The Internet of Things connects all of our devices together, however, are we doing it right?
Today, everyday objects are infused with network connectivity and are capable of storing, receiving and sending information via internet. They hold potent processing power and mount advanced sensors. We start relying on the input and guidance of these IP-enabled devices more and more, and many people were quick to endorse their surge.
There is indeed a great potential for adding value, however, there are big security concerns over the proliferation of the Internet of Things (IoT) as well. The emerging standards do not keep up with all the possible perils that hide in the dark: Individual private leaks are revealed occasionally and an even greater problem could lie in potential collapses of public systems.
Under the surface
Modern machines collect a tremendous amount of data, but also analyze and use it to perform various actions. In many cases, they do this independently, without human oversight or direct control. For us, sending sensitive data across the internet is a necessity.
Yet, security breaches are a risk that follows us everywhere, and as of lately, many similar concerns have been raised. It is clear that the fast-paced development of the IoT has introduced some profound challenges that remain unsolved and threat to cast a sinister shadow over the prosperous digital market.
The security difficulties are not tied just to computers and mobile devices, but some other products that are widely used as well. Take the example of the researchers who have managed to hack into the Canon printer and remotely access the web interface.
That enabled them to install a malware that spies on the documents being printed, use up all of the ink causing Canon toner to dry up and add extra expenses. They even modified the firmware to such extent that the device became capable of running a classic PC game Doom. This is a clear indication that office appliances can be compromised and gateways into their networks established.
The same team hacked into the smart light bulb, IP camera and network-attached storage. Sometimes the problem is that the device’s interface does not feature user authentication, while other products’ firmware updates can be manipulated.
As for the aforementioned printer, its configuration is prone to modifications of a cross-site forgery attacks (CSRF). This means that due to the expansion of the IoT-related devices, the cyber attacks will become much more physical in their nature. Experts also argue that the IoT has a much larger and more complex surface to monitor and defend than traditional PCs.
Assault on the Fort Internet
Therefore, integrating smart home technology presents a great risk. People can be spied upon via television, cameras, kitchen appliances and thermostats. While all these products make our life easier, it turns out that they also make it more complicated security-wise. All computer-controlled car devices are vulnerable to the hackers who want to gain access to the onboard network.
It is not hard to imagine how losing control of breaks could play out for people in the traffic. Their lives are in jeopardy, not just their data and privacy. Attacks always take advantage of any weakness in the system and seek to open it whole up for other assaults.

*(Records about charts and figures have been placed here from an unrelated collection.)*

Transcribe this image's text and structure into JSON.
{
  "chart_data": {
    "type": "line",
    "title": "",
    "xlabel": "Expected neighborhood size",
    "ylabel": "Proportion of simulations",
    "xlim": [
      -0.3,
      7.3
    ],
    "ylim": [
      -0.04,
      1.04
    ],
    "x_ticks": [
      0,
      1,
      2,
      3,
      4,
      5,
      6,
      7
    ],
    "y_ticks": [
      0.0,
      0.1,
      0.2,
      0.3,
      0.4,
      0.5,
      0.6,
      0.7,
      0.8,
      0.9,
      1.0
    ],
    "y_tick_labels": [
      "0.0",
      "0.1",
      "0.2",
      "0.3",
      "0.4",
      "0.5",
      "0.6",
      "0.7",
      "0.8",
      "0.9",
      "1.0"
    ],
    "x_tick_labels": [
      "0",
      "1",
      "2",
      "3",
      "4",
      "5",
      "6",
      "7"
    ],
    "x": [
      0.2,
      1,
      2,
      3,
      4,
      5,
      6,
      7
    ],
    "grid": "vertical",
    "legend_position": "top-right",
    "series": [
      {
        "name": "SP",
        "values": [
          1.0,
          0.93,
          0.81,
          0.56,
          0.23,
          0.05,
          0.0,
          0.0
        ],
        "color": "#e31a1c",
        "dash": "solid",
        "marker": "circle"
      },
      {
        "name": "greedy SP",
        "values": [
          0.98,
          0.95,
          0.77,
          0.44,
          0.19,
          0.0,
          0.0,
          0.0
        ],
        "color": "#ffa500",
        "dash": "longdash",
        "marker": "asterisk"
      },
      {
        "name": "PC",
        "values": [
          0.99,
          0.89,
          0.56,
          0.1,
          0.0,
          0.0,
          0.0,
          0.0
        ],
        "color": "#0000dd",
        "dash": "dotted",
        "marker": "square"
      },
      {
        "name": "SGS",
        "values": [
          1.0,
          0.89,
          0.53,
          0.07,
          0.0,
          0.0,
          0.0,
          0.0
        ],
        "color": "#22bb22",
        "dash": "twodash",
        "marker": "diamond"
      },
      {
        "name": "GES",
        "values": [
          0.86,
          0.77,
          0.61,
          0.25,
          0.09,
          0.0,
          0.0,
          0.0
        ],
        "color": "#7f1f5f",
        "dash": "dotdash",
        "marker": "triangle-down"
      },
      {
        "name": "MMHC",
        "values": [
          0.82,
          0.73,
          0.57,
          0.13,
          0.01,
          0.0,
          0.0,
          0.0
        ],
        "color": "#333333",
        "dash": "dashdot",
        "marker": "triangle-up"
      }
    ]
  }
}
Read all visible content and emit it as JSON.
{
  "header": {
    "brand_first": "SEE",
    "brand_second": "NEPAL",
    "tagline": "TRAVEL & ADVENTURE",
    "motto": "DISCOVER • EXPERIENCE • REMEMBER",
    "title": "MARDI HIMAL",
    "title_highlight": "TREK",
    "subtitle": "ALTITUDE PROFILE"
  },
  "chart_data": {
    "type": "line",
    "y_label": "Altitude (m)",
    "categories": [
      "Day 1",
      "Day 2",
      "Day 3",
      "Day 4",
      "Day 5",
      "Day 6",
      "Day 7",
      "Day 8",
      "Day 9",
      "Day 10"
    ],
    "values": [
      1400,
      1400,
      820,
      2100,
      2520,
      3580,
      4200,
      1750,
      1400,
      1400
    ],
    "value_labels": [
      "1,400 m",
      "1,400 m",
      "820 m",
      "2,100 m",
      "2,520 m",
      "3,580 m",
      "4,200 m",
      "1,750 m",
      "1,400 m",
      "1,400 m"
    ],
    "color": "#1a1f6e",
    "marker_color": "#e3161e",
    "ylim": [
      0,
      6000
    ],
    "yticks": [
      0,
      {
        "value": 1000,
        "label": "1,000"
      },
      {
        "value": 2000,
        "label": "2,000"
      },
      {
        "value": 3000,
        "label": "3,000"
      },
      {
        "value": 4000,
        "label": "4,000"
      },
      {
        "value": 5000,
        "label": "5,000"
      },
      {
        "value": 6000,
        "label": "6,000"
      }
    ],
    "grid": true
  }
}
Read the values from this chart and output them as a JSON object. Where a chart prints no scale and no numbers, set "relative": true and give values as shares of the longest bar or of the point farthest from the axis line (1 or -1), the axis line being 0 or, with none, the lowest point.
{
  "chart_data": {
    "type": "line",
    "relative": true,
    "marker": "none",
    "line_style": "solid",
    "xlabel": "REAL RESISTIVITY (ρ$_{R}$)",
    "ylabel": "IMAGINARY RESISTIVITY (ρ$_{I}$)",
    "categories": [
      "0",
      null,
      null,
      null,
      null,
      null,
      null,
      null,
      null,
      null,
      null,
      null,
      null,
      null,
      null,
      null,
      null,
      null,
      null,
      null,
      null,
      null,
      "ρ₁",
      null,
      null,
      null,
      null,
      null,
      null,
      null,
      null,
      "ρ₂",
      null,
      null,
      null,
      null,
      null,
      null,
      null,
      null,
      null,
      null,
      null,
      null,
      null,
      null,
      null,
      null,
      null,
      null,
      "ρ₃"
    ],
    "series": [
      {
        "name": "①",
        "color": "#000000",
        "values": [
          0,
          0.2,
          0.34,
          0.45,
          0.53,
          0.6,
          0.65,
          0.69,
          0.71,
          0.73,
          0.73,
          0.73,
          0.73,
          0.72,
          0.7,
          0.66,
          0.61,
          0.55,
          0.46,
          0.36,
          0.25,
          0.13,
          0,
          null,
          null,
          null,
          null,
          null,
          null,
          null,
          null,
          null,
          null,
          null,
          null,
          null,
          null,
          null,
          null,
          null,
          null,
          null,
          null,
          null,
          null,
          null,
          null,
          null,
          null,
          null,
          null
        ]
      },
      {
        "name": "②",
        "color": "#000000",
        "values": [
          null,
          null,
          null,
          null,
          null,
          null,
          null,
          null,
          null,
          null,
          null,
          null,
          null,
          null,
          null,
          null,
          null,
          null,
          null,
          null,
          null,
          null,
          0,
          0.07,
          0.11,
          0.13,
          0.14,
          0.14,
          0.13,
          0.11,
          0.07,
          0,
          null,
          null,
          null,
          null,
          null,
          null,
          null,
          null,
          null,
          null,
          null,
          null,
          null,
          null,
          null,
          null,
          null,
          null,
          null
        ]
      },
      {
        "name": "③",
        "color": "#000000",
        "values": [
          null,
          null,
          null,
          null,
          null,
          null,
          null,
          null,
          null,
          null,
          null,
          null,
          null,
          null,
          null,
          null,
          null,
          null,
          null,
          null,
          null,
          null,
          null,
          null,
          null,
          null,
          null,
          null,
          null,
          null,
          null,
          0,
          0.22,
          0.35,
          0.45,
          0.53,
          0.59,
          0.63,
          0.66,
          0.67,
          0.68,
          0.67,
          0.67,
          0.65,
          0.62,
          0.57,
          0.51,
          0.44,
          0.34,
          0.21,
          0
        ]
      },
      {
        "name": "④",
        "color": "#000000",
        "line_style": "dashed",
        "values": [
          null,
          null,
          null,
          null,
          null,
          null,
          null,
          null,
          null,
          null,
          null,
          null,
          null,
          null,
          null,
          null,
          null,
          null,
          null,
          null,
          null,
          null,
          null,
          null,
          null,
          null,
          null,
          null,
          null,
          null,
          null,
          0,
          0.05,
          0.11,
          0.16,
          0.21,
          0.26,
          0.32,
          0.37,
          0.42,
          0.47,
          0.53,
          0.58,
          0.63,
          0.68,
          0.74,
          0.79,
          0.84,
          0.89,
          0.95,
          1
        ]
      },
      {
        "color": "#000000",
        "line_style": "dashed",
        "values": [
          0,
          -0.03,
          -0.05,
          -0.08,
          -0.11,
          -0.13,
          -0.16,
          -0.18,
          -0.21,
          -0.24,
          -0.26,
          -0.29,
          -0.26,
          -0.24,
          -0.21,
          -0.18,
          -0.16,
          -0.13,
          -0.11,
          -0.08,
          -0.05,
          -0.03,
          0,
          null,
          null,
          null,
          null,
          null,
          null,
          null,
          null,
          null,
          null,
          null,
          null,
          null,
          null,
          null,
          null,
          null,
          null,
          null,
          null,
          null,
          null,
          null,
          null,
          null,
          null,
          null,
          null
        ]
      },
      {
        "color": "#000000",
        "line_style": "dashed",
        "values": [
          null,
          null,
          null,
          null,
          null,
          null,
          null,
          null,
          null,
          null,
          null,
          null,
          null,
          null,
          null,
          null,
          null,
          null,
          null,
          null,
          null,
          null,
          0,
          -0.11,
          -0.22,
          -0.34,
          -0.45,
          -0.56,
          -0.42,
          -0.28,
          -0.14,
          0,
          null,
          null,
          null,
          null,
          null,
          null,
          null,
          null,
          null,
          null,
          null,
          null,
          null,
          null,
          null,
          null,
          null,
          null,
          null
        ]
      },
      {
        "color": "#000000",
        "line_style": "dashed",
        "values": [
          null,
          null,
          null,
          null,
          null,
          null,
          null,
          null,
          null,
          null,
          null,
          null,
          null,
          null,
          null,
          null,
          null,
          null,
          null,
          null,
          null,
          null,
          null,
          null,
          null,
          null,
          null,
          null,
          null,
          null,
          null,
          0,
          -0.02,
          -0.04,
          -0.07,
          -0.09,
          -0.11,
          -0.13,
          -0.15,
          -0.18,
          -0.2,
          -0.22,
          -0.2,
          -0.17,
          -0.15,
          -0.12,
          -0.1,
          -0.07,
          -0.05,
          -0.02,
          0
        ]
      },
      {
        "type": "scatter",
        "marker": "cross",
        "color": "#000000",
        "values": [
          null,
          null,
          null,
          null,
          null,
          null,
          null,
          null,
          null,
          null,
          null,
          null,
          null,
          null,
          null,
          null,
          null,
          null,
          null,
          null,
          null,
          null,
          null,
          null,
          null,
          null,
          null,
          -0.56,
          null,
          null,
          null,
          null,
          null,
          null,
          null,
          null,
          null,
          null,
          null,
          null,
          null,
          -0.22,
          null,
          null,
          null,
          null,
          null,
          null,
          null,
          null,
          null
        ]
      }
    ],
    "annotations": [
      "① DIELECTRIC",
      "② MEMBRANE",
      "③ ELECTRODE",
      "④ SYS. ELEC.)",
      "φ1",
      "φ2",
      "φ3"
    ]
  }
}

So, to achieve better system robustness and protect the value that IoT brings forth, a new daring approach is required. Projects like OWASP IoT are a step in the right direction, as they aim on raising awareness with the consumers, developers and manufacturers.
The project is free to use and it can be copied or transmitted with the only requirement of attributing the work in cases of product alternation. This should lead the enhanced process of decision making, whether it involves building, employing or accessing the IoT tech. Prevention is the best solution, which must work hand in hand with risk management and sophisticated security measures.
The interoperability will have to be spread across the sector and tangible standards measured and adopted. It is obvious that many regulatory changes will be necessary to turn the situation around and boost safety.
Things like the establishment of the Internet of Things Security Foundation should be utilized for giving more power to other similar instances. Finally, the Microsoft Azure IoT suite is a good example of a software that enables data provisioning and authorization, connection security, encryption, and cloud protection.
Alas, as long as there is no momentum for the widespread adoption, one cannot hope to thread digital roads without the fear of dangers that roam the surrounding landscape.
Avoiding perils like plague
Physical objects embedded with advanced features and network connectivity are becoming an integral part of our daily life. The convenience and efficiency of such products are accompanied by security risks that plague the booming market and may undermine the further value creation.
The industry must act on these burning issues and come up with a singular, systemic solution to the problem. For now, it is best to be vigilant when dealing with the IoT. You could say that in the interconnected worlds it has never been important to acknowledge the value of promoting knowledge, handy tools and best security practices.